I wish I could explain what happened. But I cannot. For a variety of privacy reasons.
I know that doesn't feel fair. To put it out there and not complete the story. But it's just how it has to be this time. I share a lot on here. But beyond my emotions, I am just not able to share more this time.
I also wish I could tell you that things have improved. They have not. I got choked up some this past weekend but it wasn't until Monday that I had an actual sobbing break-down. I needed it.
But in the end, things will find their way back to being better. Wrongs will be made right. Frowns will become smiles. Eventually.
This is my week from H E double hockey sticks. And that was before my world came crashing down around me. Before!
I know without a shadow of a doubt that I will NOT accomplish all I need to get done by Friday. There is no possible way for it to happen.
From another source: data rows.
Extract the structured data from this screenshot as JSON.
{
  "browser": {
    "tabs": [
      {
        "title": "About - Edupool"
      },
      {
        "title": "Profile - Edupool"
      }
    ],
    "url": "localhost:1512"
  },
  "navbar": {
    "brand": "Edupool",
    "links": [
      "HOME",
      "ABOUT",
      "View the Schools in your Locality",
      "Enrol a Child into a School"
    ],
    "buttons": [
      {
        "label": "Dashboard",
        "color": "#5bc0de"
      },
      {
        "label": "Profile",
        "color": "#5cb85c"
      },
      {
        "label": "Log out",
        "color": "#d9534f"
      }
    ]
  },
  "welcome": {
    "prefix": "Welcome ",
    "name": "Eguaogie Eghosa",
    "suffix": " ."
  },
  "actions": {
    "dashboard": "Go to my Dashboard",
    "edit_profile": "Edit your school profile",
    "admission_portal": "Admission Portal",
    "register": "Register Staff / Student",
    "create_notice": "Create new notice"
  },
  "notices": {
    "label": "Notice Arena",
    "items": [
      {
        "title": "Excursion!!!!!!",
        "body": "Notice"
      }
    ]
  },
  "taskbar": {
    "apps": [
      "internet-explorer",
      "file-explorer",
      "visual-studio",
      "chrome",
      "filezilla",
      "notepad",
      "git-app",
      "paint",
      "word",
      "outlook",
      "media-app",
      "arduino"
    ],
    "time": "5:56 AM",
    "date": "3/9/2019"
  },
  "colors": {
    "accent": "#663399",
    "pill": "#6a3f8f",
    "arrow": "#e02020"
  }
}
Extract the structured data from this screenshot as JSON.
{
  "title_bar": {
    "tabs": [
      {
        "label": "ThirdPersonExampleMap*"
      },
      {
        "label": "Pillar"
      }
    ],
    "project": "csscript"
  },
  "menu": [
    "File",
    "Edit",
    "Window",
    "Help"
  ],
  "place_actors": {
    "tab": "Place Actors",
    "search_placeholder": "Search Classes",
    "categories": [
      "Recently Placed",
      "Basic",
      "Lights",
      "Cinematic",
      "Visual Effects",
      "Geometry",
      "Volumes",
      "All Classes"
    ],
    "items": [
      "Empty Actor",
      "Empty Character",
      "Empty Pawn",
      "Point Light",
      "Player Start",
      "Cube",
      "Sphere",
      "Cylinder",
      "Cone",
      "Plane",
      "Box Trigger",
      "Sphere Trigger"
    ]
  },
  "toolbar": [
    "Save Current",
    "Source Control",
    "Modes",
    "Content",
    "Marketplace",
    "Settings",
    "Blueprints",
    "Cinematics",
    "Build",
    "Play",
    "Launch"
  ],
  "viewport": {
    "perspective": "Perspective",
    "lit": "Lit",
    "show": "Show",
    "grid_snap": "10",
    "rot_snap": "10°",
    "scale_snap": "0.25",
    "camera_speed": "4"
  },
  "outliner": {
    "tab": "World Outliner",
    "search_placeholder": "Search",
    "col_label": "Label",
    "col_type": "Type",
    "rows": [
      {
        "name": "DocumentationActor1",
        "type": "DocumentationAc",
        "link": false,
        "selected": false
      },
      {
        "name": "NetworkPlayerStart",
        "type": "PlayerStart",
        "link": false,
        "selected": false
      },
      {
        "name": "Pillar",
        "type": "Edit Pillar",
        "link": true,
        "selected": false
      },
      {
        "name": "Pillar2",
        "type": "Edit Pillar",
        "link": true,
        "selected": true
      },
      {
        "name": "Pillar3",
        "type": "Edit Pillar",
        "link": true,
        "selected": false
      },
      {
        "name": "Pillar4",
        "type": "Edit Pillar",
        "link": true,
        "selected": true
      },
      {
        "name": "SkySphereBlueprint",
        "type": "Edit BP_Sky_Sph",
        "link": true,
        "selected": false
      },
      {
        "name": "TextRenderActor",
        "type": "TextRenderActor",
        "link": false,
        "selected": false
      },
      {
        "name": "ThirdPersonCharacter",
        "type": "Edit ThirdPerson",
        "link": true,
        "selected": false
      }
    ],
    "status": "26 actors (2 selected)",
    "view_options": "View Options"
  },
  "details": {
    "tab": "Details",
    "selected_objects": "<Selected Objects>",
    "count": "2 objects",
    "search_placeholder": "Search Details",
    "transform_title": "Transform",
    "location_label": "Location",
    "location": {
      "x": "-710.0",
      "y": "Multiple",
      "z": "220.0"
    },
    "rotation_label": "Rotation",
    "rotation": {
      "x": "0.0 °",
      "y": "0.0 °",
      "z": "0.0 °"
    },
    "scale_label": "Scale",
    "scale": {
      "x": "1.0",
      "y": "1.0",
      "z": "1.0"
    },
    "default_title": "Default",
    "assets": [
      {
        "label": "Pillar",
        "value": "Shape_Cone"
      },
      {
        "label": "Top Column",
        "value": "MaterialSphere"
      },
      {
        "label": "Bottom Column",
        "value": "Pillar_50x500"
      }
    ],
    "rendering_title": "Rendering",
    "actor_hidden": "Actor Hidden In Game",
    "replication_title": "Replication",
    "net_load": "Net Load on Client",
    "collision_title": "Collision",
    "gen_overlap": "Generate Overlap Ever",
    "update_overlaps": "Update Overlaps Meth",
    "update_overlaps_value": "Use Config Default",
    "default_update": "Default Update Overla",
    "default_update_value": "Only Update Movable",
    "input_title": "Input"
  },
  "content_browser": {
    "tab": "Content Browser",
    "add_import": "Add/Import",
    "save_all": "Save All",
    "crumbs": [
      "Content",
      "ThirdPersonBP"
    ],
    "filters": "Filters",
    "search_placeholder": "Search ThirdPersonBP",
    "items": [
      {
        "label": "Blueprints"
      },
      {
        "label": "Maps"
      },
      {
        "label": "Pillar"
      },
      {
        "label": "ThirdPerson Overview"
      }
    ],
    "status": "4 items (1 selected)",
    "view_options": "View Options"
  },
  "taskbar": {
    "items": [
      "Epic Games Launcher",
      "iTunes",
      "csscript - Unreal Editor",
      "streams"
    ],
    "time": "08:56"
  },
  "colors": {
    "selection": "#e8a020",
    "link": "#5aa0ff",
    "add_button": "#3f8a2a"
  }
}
And I might be doing laundry as I am walking out the door on Sunday. Heck I might just bring dirty laundry with me to do on vaca at the rate I am going.
But by Sunday night, I will be surrounded by the people I love the most.
My problems won't go away. They will likely follow me via text and email on my vacation. I'm OK with that. I think I can deal with things better while wearing flip flops anyway.
So here's to my realization that I can't do it all while managing an unexplainable personal crisis and not being able to sleep. For me, that's sort of a big realization. Growth? Age? Who knows. But it won't all get done and perhaps it's my lack of sleep but I honestly am very much at peace with it. For the next few days I am going to work my fanny off and leave the rest up to God. He's better at managing these sorts of things anyway.